Basically for each boss head you collect, monsters are more likely to spawn as 1+ starred monsters. In addition new monsters and raid types are added to base raids. With their frequency increasing slightly.
All the passage of time does is roll for the next raid. Otherwise you could spend 100 days never leaving meadows and the game will never get any harder than what you've already experienced.
1). meadows
2). black forrest
3). swamp
4) mountain ( snow )
5). plains
6) mistland
7). Ashland ( not in the game yet )
The above is how you are supposed to advance in the game.
If you example go from meadows to 4 mountains you will die all the time, but if you go 1-2-3-4 then you have a chance since you level up and get better gear and also potions to survive in the cold weather ect.

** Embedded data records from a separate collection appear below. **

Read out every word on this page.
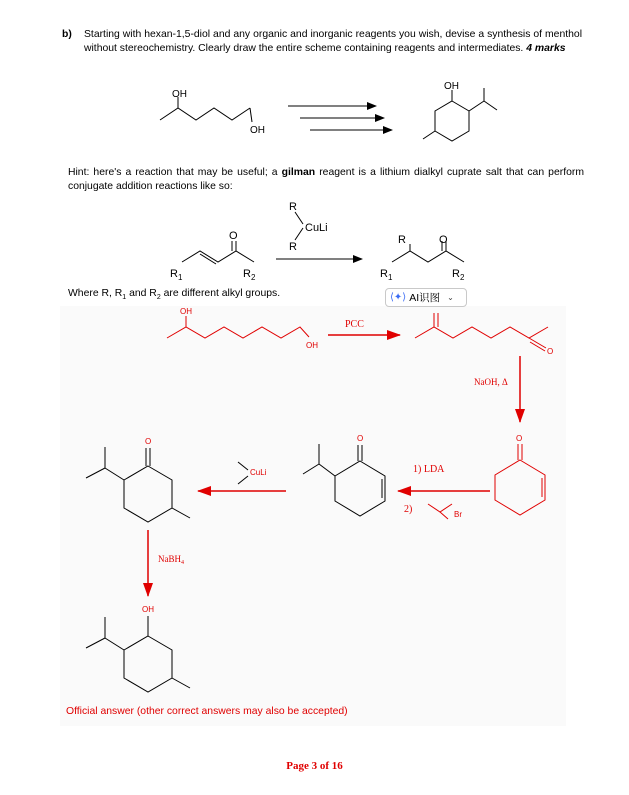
b) Starting with hexan-1,5-diol and any organic and inorganic reagents you wish, devise a synthesis of menthol without stereochemistry. Clearly draw the entire scheme containing reagents and intermediates. 4 marks
Hint: here's a reaction that may be useful; a gilman reagent is a lithium dialkyl cuprate salt that can perform conjugate addition reactions like so:
Where R, $R_1$ and $R_2$ are different alkyl groups.	⟨✦⟩ AI识图 ⌄
OH
OH
OH
O
$R_1$	$R_2$
R
CuLi
R
R	O
$R_1$	$R_2$
OH
OH
PCC
O
NaOH, Δ
O
1) LDA
2)	Br
O
CuLi
O
NaBH$_4$
OH
Official answer (other correct answers may also be accepted)
Page 3 of 16
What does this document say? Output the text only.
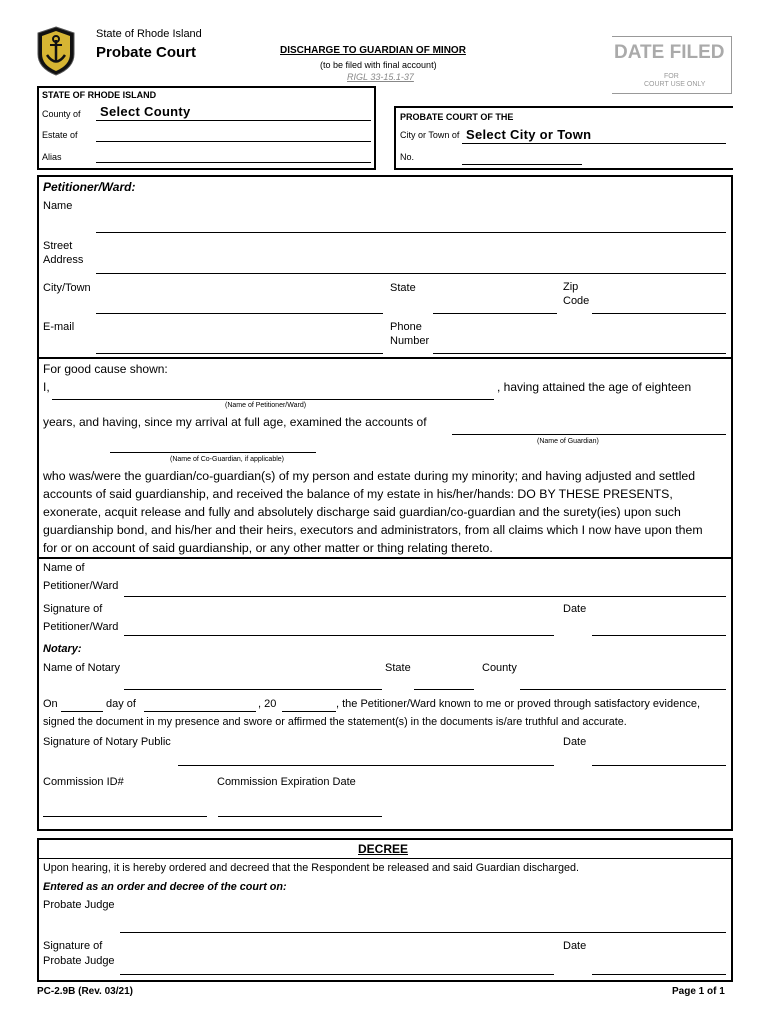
State of Rhode Island
Probate Court	DISCHARGE TO GUARDIAN OF MINOR
(to be filed with final account)
RIGL 33-15.1-37
DATE FILED
FOR
COURT USE ONLY
STATE OF RHODE ISLAND
County of Select County
Estate of
Alias
PROBATE COURT OF THE
City or Town of Select City or Town
No.
Petitioner/Ward:
Name
Street
Address
City/Town	State	Zip
Code
E-mail	Phone
Number
For good cause shown:
I,	, having attained the age of eighteen
(Name of Petitioner/Ward)
years, and having, since my arrival at full age, examined the accounts of
(Name of Guardian)
(Name of Co-Guardian, if applicable)
who was/were the guardian/co-guardian(s) of my person and estate during my minority; and having adjusted and settled
accounts of said guardianship, and received the balance of my estate in his/her/hands: DO BY THESE PRESENTS,
exonerate, acquit release and fully and absolutely discharge said guardian/co-guardian and the surety(ies) upon such
guardianship bond, and his/her and their heirs, executors and administrators, from all claims which I now have upon them
for or on account of said guardianship, or any other matter or thing relating thereto.
Name of
Petitioner/Ward
Signature of	Date
Petitioner/Ward
Notary:
Name of Notary	State	County
On	day of	, 20	, the Petitioner/Ward known to me or proved through satisfactory evidence,
signed the document in my presence and swore or affirmed the statement(s) in the documents is/are truthful and accurate.
Signature of Notary Public	Date
Commission ID#	Commission Expiration Date
DECREE
Upon hearing, it is hereby ordered and decreed that the Respondent be released and said Guardian discharged.
Entered as an order and decree of the court on:
Probate Judge
Signature of	Date
Probate Judge
PC-2.9B (Rev. 03/21)	Page 1 of 1
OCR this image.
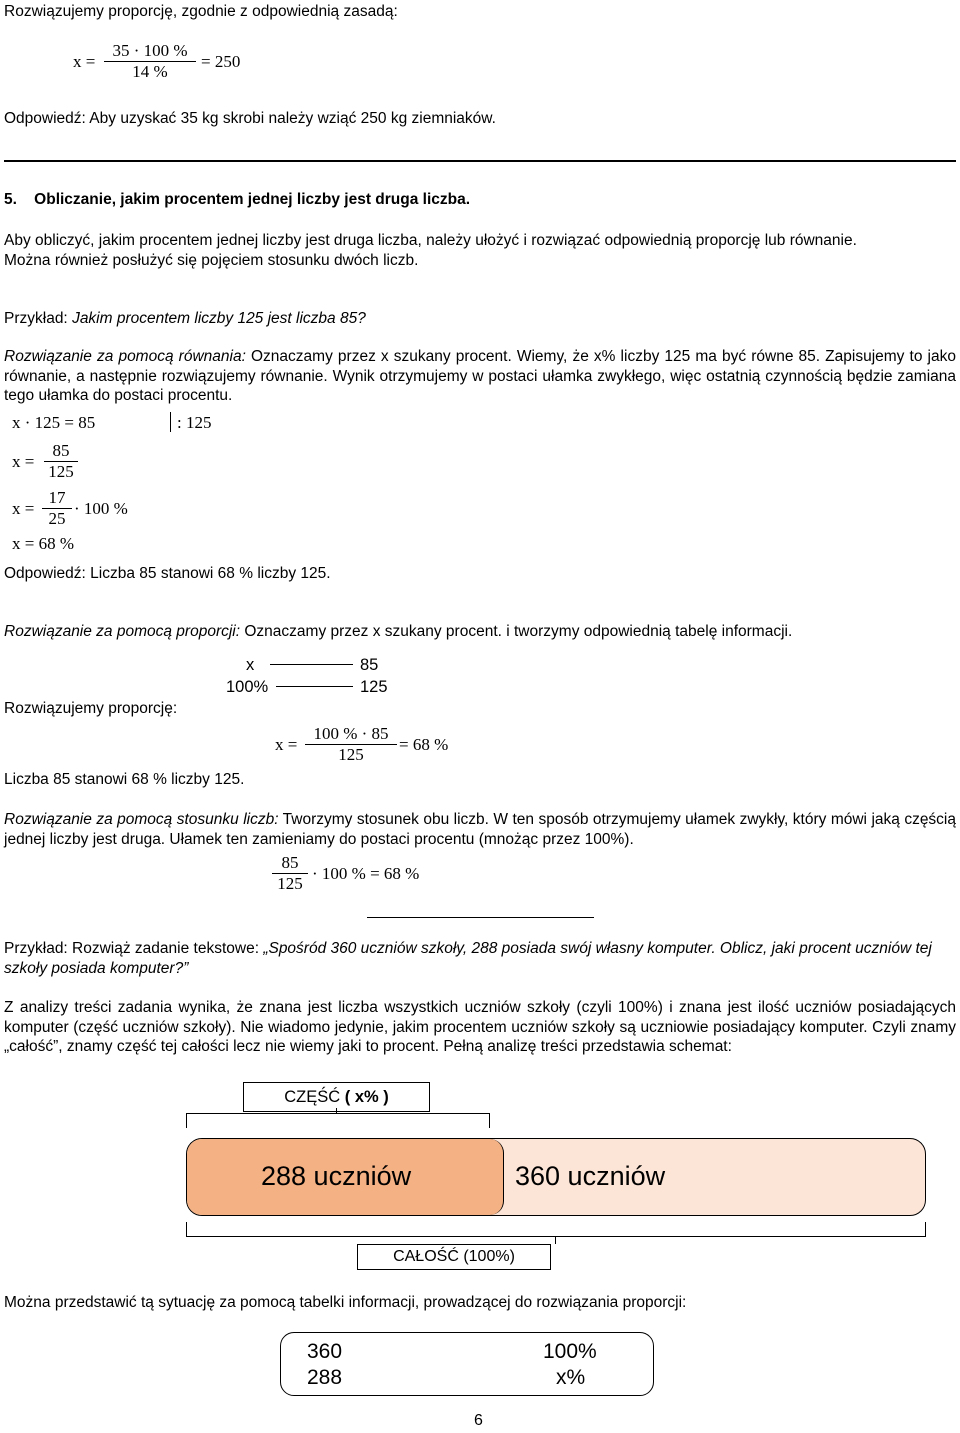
Rozwiązujemy proporcję, zgodnie z odpowiednią zasadą:
$x = \frac{35 \cdot 100 \%}{14 \%} = 250$
Odpowiedź: Aby uzyskać 35 kg skrobi należy wziąć 250 kg ziemniaków.
5. Obliczanie, jakim procentem jednej liczby jest druga liczba.
Aby obliczyć, jakim procentem jednej liczby jest druga liczba, należy ułożyć i rozwiązać odpowiednią proporcję lub równanie.
Można również posłużyć się pojęciem stosunku dwóch liczb.
Przykład: Jakim procentem liczby 125 jest liczba 85?
Rozwiązanie za pomocą równania: Oznaczamy przez x szukany procent. Wiemy, że x% liczby 125 ma być równe 85. Zapisujemy to jako równanie, a następnie rozwiązujemy równanie. Wynik otrzymujemy w postaci ułamka zwykłego, więc ostatnią czynnością będzie zamiana tego ułamka do postaci procentu.
x · 125 = 85	: 125
$x = \frac{85}{125}$
$x = \frac{17}{25} \cdot 100$ %
x = 68 %
Odpowiedź: Liczba 85 stanowi 68 % liczby 125.
Rozwiązanie za pomocą proporcji: Oznaczamy przez x szukany procent. i tworzymy odpowiednią tabelę informacji.
x	85
100%	125
Rozwiązujemy proporcję:
$x = \frac{100 \% \cdot 85}{125} = 68$ %
Liczba 85 stanowi 68 % liczby 125.
Rozwiązanie za pomocą stosunku liczb: Tworzymy stosunek obu liczb. W ten sposób otrzymujemy ułamek zwykły, który mówi jaką częścią jednej liczby jest druga. Ułamek ten zamieniamy do postaci procentu (mnożąc przez 100%).
$\frac{85}{125} \cdot 100$ % = 68 %
Przykład: Rozwiąż zadanie tekstowe: „Spośród 360 uczniów szkoły, 288 posiada swój własny komputer. Oblicz, jaki procent uczniów tej szkoły posiada komputer?”
Z analizy treści zadania wynika, że znana jest liczba wszystkich uczniów szkoły (czyli 100%) i znana jest ilość uczniów posiadających komputer (część uczniów szkoły). Nie wiadomo jedynie, jakim procentem uczniów szkoły są uczniowie posiadający komputer. Czyli znamy „całość”, znamy część tej całości lecz nie wiemy jaki to procent. Pełną analizę treści przedstawia schemat:
CZĘŚĆ ( x% )
288 uczniów	360 uczniów
CAŁOŚĆ (100%)
Można przedstawić tą sytuację za pomocą tabelki informacji, prowadzącej do rozwiązania proporcji:
360	100%
288	x%
6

In general nobody push you forward and you can go forward slow and take your time to explore or build stuff, its up to you ;-)
An imortant tip.. Get a shield if you block the enemys attack and then attack him back.
its a good strategy. Also hit and run is good sometimes. And if you find a big powerfull enemy then you can lure them away from an area and example make them stand over a firrepit OR drawn them towards other enemys that might attack them.
Example swamp enemys do not like enemys from black forrest and might fight each other.
And avoid going out at night, sleep ;-)
Weapons, on the other hand, you need to keep up to date. Always have the newest shiniest instrument of death in your hand.
Swamp gets even more complicated:
I have one "swamp area" that spawns a crap ton of leeches; any time I need more of their drops, I go to "that swamp".
A different one had like 7 crypts near to each other - yowza! More recently I found one that had multiple fire / spawn sites. Now depending on what resource I need, I go hunting in "that swamp".
For me a lot of swamp survival (and this has turned out to be true with each new biome) was getting over the "hair on fire/mad scramble to press all the keys/accomplish nothing".
Situational awareness, and having the thought in mind that "if X happens, I'll do Y" and "any time I find myself thinking 'oh sh*t' I will hit the bonemass" helped a lot.